Our Holy Father has seen the devil looking at him through the eyes of another person. He has lived through times when the devil had absolute control of the government and military of his country. He has been forced to help people without letting his left hand know what his right hand was doing because secrecy of this degree was the only key to survival.

Children dump

He has seen small children cast out to fend for themselves in dumps.

I am sick to the marrow of my bones of hearing the carping about the way he does the liturgy or how he dresses. I know that the liturgy and the way it is presented is important to some people, but I think we should all remember that the liturgy is not a show. It is prayer. The mass is an hour-long prayer (half hour on weekdays) in which the sacrifice at Calvary is brought home to us and then presented to us in the body and blood of Our Lord for our strength as we go forward in the faith.

Jesus Christ, the living Son of God, is wholly present in His Body and Blood, Soul and Divinity in the Eucharist.

I respect the hunger of those who love the liturgy for its beauty and draw sustenance from that beauty. But some of the people I’m reading are dangerously close to making an idol of it. The point is Jesus Christ and Him crucified, risen again and ever present to us on all the altars of all the Catholic Churches of the world.

I think Pope Francis “gets” this. I think he also knows that the mass is prayer and that prayer comes from the heart. There is a whole world out there beyond the borders of the United States, and that world is a butcher shop. The mass, as prayer and re-enactment of the sacrifice of Our Lord, has to speak to people whose reality is far different from ours.

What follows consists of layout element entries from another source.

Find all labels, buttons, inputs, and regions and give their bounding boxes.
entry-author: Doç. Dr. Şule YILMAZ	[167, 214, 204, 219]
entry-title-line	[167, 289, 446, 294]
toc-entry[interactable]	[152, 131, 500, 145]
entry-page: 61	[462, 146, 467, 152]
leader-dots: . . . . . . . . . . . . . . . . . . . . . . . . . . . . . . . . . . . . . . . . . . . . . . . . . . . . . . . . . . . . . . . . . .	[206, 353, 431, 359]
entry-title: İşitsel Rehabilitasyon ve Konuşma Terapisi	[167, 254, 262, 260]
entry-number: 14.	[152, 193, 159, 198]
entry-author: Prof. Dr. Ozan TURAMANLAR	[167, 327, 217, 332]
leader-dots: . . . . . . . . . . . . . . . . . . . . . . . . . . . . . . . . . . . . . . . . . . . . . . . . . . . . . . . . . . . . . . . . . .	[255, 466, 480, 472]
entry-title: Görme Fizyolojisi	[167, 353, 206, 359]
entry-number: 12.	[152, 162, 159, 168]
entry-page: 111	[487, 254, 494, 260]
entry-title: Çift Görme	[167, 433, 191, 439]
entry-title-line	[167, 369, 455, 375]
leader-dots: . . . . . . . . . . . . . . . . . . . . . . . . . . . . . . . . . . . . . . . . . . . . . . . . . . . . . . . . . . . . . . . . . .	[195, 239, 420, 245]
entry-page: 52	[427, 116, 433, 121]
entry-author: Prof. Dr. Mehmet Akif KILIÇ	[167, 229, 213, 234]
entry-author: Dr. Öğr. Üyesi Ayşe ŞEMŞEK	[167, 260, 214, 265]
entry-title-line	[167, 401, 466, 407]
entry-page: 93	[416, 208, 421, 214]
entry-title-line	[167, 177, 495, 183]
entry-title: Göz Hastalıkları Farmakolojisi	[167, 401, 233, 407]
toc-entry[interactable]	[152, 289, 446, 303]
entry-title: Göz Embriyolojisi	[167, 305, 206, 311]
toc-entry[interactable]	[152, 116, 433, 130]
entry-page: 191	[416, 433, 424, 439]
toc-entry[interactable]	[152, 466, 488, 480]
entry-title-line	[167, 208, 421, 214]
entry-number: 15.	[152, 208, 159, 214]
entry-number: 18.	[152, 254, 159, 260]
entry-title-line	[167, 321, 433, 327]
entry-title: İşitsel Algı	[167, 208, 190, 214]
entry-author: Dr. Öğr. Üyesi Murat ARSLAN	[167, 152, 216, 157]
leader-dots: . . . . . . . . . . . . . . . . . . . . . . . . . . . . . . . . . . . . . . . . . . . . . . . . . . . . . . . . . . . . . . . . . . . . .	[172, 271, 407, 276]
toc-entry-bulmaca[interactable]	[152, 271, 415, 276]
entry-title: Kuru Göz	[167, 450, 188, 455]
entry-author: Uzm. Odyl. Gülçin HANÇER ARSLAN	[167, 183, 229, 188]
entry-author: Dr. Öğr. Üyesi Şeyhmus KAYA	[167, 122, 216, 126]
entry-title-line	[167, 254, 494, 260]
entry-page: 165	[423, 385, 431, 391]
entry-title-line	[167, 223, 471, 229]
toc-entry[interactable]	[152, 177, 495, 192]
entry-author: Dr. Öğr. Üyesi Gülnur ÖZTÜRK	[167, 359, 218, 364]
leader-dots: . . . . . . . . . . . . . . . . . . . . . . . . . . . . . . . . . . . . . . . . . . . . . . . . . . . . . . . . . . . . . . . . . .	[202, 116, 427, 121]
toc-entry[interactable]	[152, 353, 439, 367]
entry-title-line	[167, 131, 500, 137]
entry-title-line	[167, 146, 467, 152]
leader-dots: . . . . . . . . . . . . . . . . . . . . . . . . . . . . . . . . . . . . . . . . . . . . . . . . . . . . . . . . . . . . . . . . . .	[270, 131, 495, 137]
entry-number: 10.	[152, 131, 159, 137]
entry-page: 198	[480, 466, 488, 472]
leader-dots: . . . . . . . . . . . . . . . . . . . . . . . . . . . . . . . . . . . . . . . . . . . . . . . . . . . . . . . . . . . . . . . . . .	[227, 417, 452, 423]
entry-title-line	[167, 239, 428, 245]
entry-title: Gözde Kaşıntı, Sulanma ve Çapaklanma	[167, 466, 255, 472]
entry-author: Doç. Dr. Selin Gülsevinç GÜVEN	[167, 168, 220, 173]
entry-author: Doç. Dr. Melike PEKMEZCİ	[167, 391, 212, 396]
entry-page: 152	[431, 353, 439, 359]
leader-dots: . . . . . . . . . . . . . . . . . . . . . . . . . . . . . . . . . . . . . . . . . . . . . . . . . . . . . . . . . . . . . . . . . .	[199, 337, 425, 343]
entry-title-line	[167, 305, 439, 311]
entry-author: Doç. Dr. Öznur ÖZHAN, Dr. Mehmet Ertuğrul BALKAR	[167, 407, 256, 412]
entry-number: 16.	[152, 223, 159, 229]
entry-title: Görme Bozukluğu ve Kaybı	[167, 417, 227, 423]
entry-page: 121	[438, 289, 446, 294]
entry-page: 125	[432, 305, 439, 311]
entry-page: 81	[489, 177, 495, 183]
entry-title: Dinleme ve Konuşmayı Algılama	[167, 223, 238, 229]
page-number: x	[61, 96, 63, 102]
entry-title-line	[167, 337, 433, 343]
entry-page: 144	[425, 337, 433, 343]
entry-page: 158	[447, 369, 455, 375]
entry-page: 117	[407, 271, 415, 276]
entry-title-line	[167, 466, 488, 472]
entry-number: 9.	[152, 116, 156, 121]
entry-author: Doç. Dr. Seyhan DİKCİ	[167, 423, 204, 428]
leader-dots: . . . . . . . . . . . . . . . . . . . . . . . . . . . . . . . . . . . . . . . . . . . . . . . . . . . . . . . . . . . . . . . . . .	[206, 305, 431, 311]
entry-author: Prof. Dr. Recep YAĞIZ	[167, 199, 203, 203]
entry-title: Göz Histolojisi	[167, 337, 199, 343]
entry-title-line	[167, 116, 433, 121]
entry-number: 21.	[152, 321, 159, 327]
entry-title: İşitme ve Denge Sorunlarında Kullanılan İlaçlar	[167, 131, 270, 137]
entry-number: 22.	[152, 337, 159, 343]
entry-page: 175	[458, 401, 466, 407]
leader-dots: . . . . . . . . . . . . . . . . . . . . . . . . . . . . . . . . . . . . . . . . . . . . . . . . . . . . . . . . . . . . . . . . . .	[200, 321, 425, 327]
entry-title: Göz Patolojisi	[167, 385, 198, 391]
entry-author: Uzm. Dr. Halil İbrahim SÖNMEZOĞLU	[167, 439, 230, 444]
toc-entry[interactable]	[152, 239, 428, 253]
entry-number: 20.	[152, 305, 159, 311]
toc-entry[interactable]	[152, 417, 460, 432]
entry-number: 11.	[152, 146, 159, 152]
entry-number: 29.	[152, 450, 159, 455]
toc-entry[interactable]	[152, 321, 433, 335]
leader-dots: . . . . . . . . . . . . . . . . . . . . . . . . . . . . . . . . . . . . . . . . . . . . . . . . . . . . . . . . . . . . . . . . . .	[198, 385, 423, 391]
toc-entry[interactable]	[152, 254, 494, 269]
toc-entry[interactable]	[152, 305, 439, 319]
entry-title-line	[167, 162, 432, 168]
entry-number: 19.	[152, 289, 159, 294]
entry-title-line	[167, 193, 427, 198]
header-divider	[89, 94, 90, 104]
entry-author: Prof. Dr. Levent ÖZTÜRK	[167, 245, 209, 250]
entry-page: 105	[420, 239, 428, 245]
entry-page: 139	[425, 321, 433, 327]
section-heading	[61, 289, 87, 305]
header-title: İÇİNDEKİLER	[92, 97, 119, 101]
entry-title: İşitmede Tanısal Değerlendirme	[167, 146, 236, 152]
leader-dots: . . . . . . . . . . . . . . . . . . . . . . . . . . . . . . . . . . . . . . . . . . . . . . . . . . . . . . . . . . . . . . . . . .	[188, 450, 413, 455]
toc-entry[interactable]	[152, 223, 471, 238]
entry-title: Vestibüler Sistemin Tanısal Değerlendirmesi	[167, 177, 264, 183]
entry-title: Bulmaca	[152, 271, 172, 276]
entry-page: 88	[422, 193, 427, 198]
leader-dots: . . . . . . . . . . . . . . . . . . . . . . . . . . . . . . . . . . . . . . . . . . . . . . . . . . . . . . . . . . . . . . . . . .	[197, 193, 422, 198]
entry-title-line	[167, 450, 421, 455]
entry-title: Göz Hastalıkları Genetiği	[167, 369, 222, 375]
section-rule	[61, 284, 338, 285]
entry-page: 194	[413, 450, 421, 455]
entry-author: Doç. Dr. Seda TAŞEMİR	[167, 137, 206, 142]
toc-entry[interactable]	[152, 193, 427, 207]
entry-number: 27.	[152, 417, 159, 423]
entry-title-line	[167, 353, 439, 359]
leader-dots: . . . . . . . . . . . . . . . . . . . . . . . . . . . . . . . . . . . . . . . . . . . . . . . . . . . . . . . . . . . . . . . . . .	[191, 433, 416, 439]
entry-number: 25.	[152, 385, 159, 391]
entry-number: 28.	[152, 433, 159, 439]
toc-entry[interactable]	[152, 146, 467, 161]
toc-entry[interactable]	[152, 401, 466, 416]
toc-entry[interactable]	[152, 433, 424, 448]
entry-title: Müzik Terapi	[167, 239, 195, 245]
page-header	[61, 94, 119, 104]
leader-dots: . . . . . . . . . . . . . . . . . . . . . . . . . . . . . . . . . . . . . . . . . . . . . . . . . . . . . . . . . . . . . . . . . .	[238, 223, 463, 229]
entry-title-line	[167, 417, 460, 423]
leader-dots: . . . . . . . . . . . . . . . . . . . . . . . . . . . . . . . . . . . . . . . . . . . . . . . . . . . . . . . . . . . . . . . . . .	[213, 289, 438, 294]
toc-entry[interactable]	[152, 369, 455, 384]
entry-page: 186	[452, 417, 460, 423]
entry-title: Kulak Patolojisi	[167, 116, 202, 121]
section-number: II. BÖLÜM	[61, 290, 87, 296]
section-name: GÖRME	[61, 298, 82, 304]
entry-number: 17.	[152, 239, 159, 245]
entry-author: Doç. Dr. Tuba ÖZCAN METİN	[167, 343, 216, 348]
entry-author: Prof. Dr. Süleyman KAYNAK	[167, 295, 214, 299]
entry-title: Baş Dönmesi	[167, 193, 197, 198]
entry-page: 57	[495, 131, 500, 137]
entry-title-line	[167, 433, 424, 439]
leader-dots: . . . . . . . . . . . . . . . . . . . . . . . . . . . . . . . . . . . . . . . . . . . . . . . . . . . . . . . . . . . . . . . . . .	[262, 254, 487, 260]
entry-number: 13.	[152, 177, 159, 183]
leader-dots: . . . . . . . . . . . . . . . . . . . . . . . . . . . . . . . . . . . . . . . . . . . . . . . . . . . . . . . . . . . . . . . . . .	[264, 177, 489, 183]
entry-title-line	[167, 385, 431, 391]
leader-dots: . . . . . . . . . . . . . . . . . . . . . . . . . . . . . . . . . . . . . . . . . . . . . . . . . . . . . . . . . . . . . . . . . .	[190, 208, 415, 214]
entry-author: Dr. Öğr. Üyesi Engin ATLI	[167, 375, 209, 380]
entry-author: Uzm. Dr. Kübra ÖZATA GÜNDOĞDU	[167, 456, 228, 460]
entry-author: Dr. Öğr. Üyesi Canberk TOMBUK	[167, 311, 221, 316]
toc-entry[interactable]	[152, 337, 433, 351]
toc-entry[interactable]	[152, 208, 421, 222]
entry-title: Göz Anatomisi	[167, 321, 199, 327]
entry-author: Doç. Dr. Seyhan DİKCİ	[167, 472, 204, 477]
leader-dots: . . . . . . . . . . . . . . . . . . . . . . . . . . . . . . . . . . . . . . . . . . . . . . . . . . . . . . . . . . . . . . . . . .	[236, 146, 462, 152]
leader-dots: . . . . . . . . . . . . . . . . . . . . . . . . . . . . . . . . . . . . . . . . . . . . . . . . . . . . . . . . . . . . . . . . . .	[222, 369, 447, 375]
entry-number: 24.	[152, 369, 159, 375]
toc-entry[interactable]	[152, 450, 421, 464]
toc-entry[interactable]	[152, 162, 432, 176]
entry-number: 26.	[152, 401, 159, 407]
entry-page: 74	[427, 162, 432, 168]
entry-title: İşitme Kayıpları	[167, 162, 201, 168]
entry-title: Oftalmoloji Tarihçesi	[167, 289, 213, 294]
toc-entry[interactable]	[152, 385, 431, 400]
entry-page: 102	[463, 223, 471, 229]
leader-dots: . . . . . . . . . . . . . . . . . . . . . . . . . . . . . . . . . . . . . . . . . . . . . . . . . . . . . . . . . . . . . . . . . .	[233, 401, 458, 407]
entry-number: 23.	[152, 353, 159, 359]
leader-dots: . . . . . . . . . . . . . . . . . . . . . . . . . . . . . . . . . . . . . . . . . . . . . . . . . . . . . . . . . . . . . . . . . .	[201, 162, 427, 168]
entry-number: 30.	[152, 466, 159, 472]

Who knows better what those children in the dumps need; us in our American self-absorption, or the Pope who has walked with them for decades? Who can best address the Church to the people who are suffering and dying for the faith; us, or the pope who has lived with the terror of a killer government himself?

I believe the Holy Spirit gave us this pope for these times because he is the pope we need. He is the pope for those people who are suffering and dying in this butcher shop world of ours.

I think that God gave us this pope at this time because He loves those children in the dumps, those who are unjustly imprisoned, beaten, tortured, raped and murdered. He loves them.

Our problems here in America are — every one of them — things we could solve ourselves if we’d just stop being such cowards. The reason our faith is being successfully attacked from every direction in this country is because Christians are colluding with the attackers by their silence, their tacit support in what they watch and say, and by their actions in how they live their lives.

We don’t need the pope to excoriate those who attack Christ in this country one more time. How many times do the popes have to reiterate Church teachings on the sanctity of human life, gay marriage and all the other evils our debauched society loves more than Christ? Does each pope have to say it five times? Or is it 20?

Maybe the problem isn’t that the popes haven’t told us, but that we aren’t doing our part. We don’t need more excoriation, and we don’t need more obsession over the details of the liturgy.

We need Christians who will follow Christ and stand up for Him, come what may.

The people who need the Holy Father’s active help are those who can’t do for themselves: The ones who are at the mercy of the evils of this butcher shop world.

Here in America, our problem is our own lack of faith in God, which makes us cowards. Christians all over the world are suffering and dying for Jesus. We need to get on our knees and pray for faith like that. It is the answer to all our problems.